The Clock
The clock on the parlor wall, stout as a mariner’s clock,
disperses the day. All night it tolls the half-hour
and the hour’s number with resolute measure,
approaching the poles and crossing the equator
over fathoms of sleep. Warm
in the dark next to your breathing,
below the thousand favored stars, I feel
horns of gray water heave
underneath us, and the ship’s pistons
pound as the voyage continues over the limited sea.
The News
After tending the fire, making coffee, and pouring milk
for cats, I sit in a blue chair each morning,
reading obituaries in the Boston Globe
for the mean age; today there is MANUFACTURER CONCORD 53,
EX-CONGRESSMAN SAUGUS 80—and I read
that Emily Farr is dead, after a long illness in Oregon.
Once in an old house we talked for an hour, while a coal fire
brightened in November twilight and wavered
our shadows high on the wall
until our eyes fixed on each other. Thirty years ago.
The Pond
We lie by the pond on a late August afternoon
as a breeze from low hills in the west stiffens water
and agitates birch leaves yellowing above us.
You set down your book
and lift your eyes to white trunks tilting from shore.

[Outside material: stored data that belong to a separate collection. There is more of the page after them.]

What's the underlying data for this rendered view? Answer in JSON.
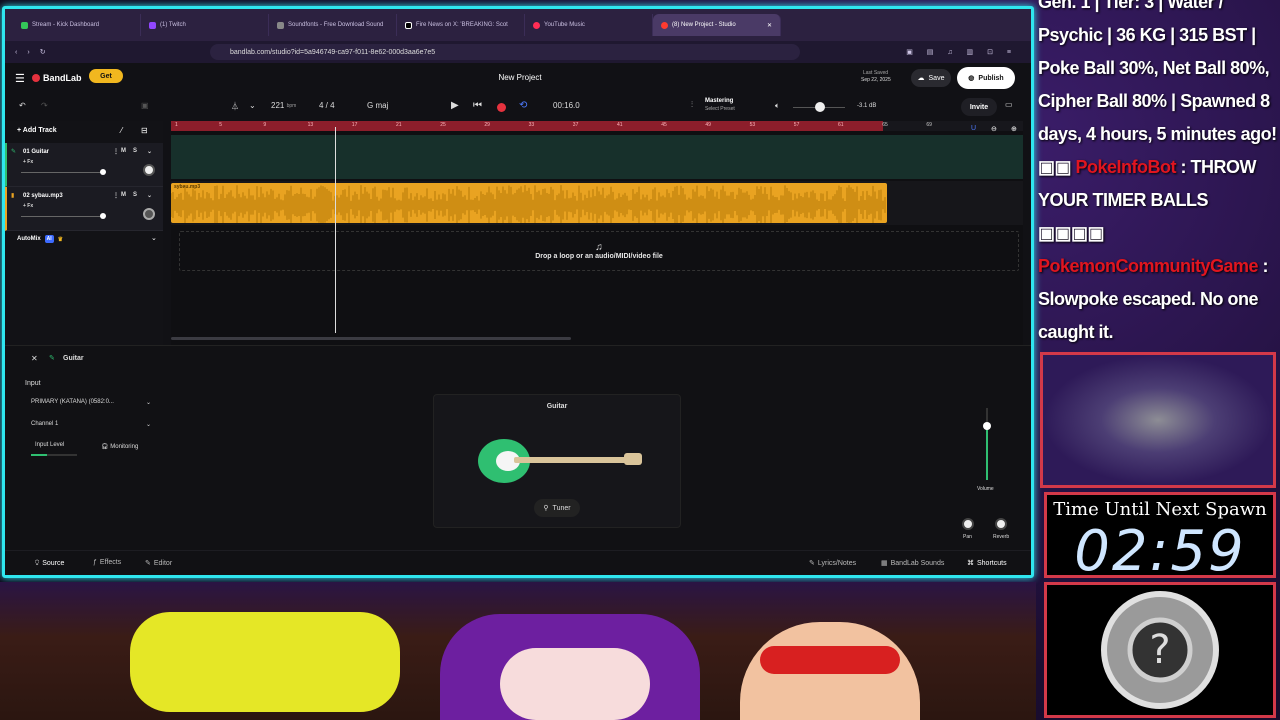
{
  "browser": {
    "tabs": [
      {
        "label": "Stream - Kick Dashboard",
        "color": "#34c759"
      },
      {
        "label": "(1) Twitch",
        "color": "#9146ff"
      },
      {
        "label": "Soundfonts - Free Download Sound",
        "color": "#777"
      },
      {
        "label": "Fire News on X: 'BREAKING: Scot",
        "color": "#000"
      },
      {
        "label": "YouTube Music",
        "color": "#ff2d55"
      },
      {
        "label": "(8) New Project - Studio",
        "color": "#ff3b30"
      }
    ],
    "url": "bandlab.com/studio?id=5a946749-ca97-f011-8e62-000d3aa6e7e5"
  },
  "app": {
    "brand": "BandLab",
    "get_label": "Get",
    "project_title": "New Project",
    "last_saved_label": "Last Saved",
    "last_saved_date": "Sep 22, 2025",
    "save_label": "Save",
    "publish_label": "Publish",
    "invite_label": "Invite",
    "bpm_value": "221",
    "bpm_unit": "bpm",
    "time_signature": "4 / 4",
    "key": "G maj",
    "time_display": "00:16.0",
    "mastering_label": "Mastering",
    "mastering_preset": "Select Preset",
    "master_volume": "-3.1 dB",
    "add_track_label": "Add Track",
    "tracks": [
      {
        "name": "01  Guitar",
        "fx": "+ Fx",
        "mute": "M",
        "solo": "S"
      },
      {
        "name": "02  sybau.mp3",
        "fx": "+ Fx",
        "mute": "M",
        "solo": "S"
      }
    ],
    "automix_label": "AutoMix",
    "automix_badge": "AI",
    "clip_name": "sybau.mp3",
    "dropzone_text": "Drop a loop or an audio/MIDI/video file",
    "ruler_ticks": [
      "1",
      "5",
      "9",
      "13",
      "17",
      "21",
      "25",
      "29",
      "33",
      "37",
      "41",
      "45",
      "49",
      "53",
      "57",
      "61",
      "65",
      "69"
    ]
  },
  "detail": {
    "track_name": "Guitar",
    "input_label": "Input",
    "input_device": "PRIMARY (KATANA) (0582:0...",
    "channel": "Channel 1",
    "input_level_label": "Input Level",
    "monitoring_label": "Monitoring",
    "instrument_title": "Guitar",
    "tuner_label": "Tuner",
    "volume_label": "Volume",
    "pan_label": "Pan",
    "reverb_label": "Reverb",
    "source_tab": "Source",
    "effects_tab": "Effects",
    "editor_tab": "Editor",
    "lyrics_label": "Lyrics/Notes",
    "sounds_label": "BandLab Sounds",
    "shortcuts_label": "Shortcuts"
  },
  "stream": {
    "chat_top": "Gen. 1 | Tier: 3 | Water / Psychic | 36 KG | 315 BST | Poke Ball 30%, Net Ball 80%, Cipher Ball 80% | Spawned 8 days, 4 hours, 5 minutes ago!",
    "chat_user_1": "PokeInfoBot",
    "chat_msg_1": "THROW YOUR TIMER BALLS",
    "chat_user_2": "PokemonCommunityGame",
    "chat_msg_2": "Slowpoke escaped. No one caught it.",
    "timer_label": "Time Until Next Spawn",
    "timer_value": "02:59"
  },
  "colors": {
    "accent": "#2fe6ef",
    "bandlab_red": "#e5323e",
    "clip_orange": "#e9a321",
    "guitar_green": "#2fbf71",
    "frame_red": "#d33949"
  }
}
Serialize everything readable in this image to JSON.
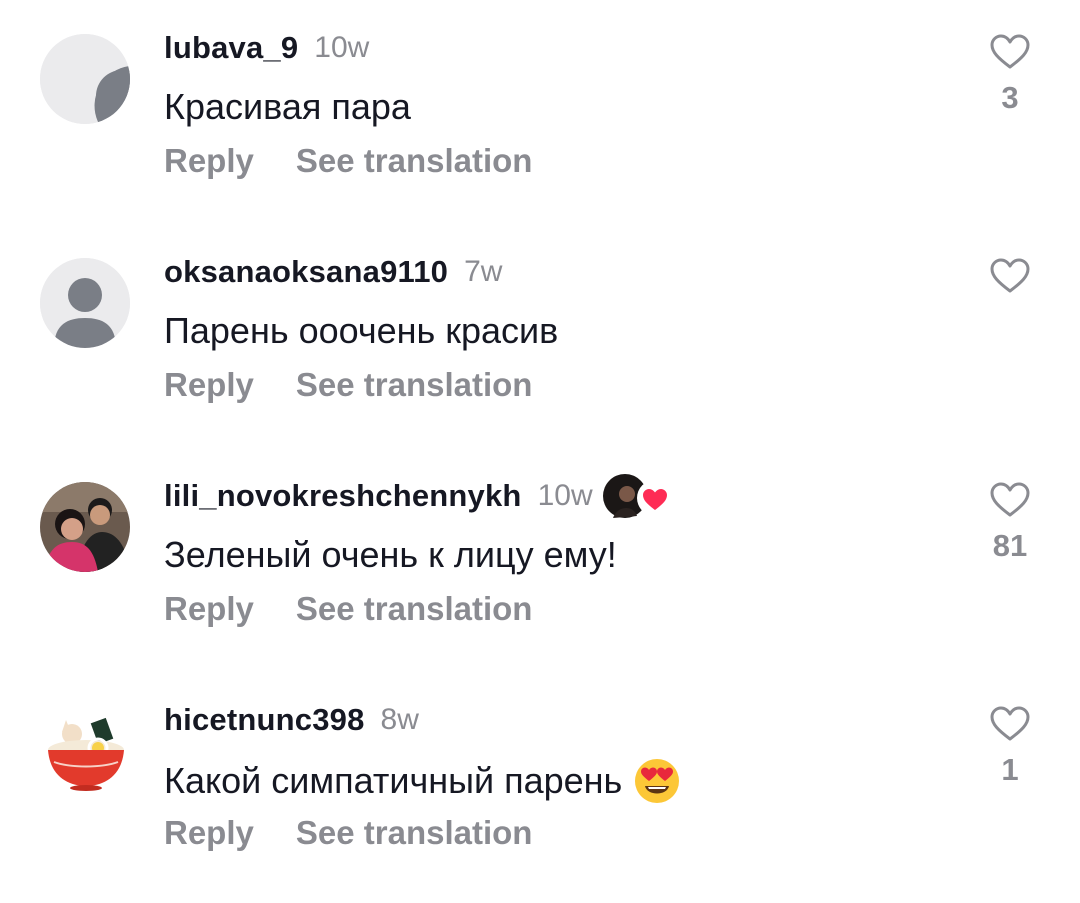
{
  "comments": [
    {
      "username": "lubava_9",
      "time": "10w",
      "text": "Красивая пара",
      "reply": "Reply",
      "translate": "See translation",
      "likes": "3",
      "avatar": "partial-circle-icon"
    },
    {
      "username": "oksanaoksana9110",
      "time": "7w",
      "text": "Парень ооочень красив",
      "reply": "Reply",
      "translate": "See translation",
      "likes": "",
      "avatar": "default-user-icon"
    },
    {
      "username": "lili_novokreshchennykh",
      "time": "10w",
      "text": "Зеленый очень к лицу ему!",
      "reply": "Reply",
      "translate": "See translation",
      "likes": "81",
      "avatar": "couple-photo",
      "liked_by_creator": true
    },
    {
      "username": "hicetnunc398",
      "time": "8w",
      "text": "Какой симпатичный парень",
      "reply": "Reply",
      "translate": "See translation",
      "likes": "1",
      "avatar": "ramen-bowl-illustration",
      "emoji": "heart-eyes-emoji"
    }
  ],
  "colors": {
    "primary_text": "#161823",
    "secondary_text": "#8a8b91",
    "heart_red": "#fe2c55"
  }
}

A mink scuds through ferns; an acorn tumbles.
Soon we will turn our daily business.
You do not know that I am watching, taking pleasure
in your breasts that rise and fall as you breathe.
Then I see mourners gathered by an open grave.
The Day
Last night at suppertime I outlived my father, enduring
the year, month, day, and hour
when he lay back on a hospital bed in the guestroom
among cylinders of oxygen—mouth open, nostrils and lips
fixed unquivering, pale blue. Now I have wakened
more mornings to frost whitening the grass,
read the newspaper more times, and stood more times,
my hand on a doorknob without opening the door.
Father of my name, father of long fingers, I remember
your dark hair, and your face almost unwrinkled.
The Cup
From the Studebaker’s backseat, on our Sunday drives,
I watched her earrings sway. then I walked uphill
beside an old man carrying buckets
under birches on an August day. Striding at noontime,
I looked at wheat and at river cities. In the crib
my daughter sighed opening her eyes. I kissed the cheek
of my father dying. By the pond an acorn fell.
You listening here, you reading these words as I write them,
I offer this cup to you: Though we drink
from this cup every day, we will never drink it dry.